In order to get rid of what we don't want anymore we need more energy, cause more pollution, blast more CO2 into the atmosphere, create health hazards and horrendous working conditions...You watch the film and wonder: "This is really the best we could have come up with to get rid of our rubbish? Seriously? There were humans on the actual moon (apparently) and this is our best technical solution?". [Tumbleweed]
Maybe we are just extremely desperate...
We grow crops on fields that were dumps up until the 1970s - with tires, oil cans and all sorts just underneath a thin layer of humus.
We create car free luxury skiing resorts, only to collect the rubbish in uniformly coloured bin bags which are then collected by a big truck - that in turn is then transported down the mountain by being suspended off the gondola.
Kidding me? Nope.
And these are just two examples of the technically advanced, rich western world we live in. So we shouldn't be surprised when being confronted with the shocking solutions for waste disposal in countries like Nepal - including the dreadful working conditions that come with them.
Go watch this film. And face the monster.

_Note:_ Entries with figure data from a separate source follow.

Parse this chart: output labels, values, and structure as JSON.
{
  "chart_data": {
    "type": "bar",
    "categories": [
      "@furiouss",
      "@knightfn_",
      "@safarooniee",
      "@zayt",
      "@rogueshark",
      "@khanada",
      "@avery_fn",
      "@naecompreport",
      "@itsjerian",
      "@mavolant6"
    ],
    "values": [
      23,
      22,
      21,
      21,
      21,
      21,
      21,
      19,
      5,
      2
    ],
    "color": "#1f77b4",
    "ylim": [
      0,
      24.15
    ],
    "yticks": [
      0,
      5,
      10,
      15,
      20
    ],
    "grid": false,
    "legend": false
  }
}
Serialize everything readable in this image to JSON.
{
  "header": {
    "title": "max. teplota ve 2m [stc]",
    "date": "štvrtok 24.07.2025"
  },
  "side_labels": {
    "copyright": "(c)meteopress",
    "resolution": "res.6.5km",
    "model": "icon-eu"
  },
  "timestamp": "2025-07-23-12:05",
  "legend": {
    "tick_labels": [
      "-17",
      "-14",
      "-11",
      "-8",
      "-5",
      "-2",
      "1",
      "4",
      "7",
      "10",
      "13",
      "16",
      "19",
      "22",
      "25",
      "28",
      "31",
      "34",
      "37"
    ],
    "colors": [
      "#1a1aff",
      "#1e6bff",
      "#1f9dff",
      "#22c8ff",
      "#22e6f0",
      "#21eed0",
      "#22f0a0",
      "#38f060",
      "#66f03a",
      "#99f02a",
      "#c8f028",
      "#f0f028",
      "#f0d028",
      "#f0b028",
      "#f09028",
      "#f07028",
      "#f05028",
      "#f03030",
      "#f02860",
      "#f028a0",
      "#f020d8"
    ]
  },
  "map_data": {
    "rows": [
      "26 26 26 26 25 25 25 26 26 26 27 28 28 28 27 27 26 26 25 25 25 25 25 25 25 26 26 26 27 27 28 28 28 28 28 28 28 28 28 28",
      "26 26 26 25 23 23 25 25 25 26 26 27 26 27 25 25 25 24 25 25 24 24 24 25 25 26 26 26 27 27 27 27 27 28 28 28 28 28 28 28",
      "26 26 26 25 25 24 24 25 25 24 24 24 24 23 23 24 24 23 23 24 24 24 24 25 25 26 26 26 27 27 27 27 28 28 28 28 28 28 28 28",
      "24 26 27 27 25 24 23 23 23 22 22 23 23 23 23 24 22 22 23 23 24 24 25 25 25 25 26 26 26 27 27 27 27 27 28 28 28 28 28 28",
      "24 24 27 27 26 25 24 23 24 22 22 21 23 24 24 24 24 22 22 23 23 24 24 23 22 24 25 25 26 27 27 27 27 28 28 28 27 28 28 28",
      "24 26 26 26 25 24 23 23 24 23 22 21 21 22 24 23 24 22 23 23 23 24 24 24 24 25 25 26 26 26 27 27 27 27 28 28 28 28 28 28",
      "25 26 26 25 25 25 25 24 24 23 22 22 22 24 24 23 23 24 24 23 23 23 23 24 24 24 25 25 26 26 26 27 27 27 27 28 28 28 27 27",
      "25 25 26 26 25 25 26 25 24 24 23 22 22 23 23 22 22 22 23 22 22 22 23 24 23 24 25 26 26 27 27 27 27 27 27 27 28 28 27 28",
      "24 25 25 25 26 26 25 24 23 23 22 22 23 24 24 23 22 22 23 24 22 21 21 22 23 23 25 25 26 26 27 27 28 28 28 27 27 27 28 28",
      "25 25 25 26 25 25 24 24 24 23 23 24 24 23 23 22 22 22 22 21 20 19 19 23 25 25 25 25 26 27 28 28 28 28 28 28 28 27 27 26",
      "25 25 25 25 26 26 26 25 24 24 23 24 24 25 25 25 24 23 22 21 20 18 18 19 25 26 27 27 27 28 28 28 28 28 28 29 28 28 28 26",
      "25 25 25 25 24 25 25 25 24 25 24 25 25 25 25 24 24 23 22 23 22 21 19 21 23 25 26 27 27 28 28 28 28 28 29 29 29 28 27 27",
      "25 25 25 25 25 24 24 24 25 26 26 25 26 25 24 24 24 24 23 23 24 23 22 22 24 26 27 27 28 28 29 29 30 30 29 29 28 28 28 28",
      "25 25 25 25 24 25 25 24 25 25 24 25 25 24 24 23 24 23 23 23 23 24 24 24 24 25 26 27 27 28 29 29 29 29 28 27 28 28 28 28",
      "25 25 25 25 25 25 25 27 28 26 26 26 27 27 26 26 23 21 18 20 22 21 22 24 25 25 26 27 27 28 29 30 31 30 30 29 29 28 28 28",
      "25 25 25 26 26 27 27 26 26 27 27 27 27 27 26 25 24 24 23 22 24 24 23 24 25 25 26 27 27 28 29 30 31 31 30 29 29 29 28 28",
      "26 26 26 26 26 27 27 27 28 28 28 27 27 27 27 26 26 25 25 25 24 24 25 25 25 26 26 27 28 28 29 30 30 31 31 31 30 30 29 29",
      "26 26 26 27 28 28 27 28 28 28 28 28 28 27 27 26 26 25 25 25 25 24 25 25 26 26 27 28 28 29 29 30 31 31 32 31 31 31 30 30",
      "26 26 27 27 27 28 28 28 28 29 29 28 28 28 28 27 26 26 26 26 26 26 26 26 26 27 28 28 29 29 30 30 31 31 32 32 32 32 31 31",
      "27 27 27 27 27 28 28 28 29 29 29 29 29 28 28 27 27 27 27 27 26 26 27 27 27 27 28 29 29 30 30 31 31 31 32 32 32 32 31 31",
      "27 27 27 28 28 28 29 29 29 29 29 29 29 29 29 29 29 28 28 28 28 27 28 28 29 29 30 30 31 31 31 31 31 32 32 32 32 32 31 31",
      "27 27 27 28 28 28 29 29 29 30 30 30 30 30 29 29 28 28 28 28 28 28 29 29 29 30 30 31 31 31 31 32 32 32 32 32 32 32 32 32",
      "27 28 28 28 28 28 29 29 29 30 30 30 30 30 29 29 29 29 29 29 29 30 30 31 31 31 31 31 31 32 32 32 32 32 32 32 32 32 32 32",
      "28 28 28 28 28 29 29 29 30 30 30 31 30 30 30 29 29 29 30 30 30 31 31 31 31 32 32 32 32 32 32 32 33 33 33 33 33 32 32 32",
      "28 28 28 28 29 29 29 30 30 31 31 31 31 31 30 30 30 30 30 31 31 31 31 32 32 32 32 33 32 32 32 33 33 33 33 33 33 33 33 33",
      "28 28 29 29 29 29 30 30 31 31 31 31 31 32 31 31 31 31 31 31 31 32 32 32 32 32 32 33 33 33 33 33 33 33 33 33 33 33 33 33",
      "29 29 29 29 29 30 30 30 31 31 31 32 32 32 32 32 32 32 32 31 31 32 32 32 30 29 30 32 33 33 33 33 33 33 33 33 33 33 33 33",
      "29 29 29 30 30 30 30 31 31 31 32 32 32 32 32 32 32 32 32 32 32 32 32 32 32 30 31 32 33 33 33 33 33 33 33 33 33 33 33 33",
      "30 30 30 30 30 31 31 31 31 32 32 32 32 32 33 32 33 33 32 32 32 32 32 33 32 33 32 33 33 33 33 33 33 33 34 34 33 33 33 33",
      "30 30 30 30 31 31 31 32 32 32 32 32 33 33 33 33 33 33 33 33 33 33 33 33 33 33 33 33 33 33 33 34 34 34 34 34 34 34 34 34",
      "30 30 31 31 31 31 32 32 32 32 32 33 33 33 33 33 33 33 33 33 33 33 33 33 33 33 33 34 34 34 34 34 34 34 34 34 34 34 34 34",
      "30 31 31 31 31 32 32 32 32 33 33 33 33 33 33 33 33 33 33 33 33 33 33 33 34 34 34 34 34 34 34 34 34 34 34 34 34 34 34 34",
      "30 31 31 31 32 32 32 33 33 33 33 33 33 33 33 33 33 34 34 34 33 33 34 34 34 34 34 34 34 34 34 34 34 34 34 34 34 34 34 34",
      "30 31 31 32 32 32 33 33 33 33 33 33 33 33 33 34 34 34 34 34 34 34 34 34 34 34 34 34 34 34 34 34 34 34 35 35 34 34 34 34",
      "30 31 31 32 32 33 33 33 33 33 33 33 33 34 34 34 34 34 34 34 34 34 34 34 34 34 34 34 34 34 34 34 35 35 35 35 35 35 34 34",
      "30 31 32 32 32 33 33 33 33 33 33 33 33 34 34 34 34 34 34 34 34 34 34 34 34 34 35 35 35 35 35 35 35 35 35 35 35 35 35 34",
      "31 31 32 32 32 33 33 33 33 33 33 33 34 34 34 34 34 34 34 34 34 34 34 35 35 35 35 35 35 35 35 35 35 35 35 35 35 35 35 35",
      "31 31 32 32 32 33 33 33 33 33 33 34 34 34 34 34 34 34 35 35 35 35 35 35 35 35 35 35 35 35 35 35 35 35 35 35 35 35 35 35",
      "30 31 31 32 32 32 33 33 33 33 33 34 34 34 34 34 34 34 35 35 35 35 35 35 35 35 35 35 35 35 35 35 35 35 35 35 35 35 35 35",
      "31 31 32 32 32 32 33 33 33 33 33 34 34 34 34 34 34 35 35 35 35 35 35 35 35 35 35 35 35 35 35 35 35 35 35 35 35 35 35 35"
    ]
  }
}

At best, we throw our crap into separate garbage containers and think that's it. In reality, it sets unimaginable machinery in motion, which also leaves behind a massive CO2 footprint. Recycling processes also require immense energy.
Nikolaus Geyerhalter, MATTER OUT OF PLACE Presskit Interview
Short Synopsis
The term “matter out of place” refers to objects in a place they originally do not belong. And there are many such objects in the places Nikolaus Geyrhalter visits for this film. In his unique imagery consisting of minutely composed pictures, the director traces immense amounts of waste across our planet. From the mountain tops of Switzerland to the coasts of Greece and Albania, into an Austrian refuse incinerator and then to Nepal and the Maldives, and finally to the deserts of Nevada.
On his journey, Geyrhalter illustrates the sheer endless struggle of people to gain control over the vast amounts of waste that we produce every single day. Collecting, shredding, burning, burying – a Sisyphean task, which ostensibly solves the global problem of rubbish that is stealthily growing.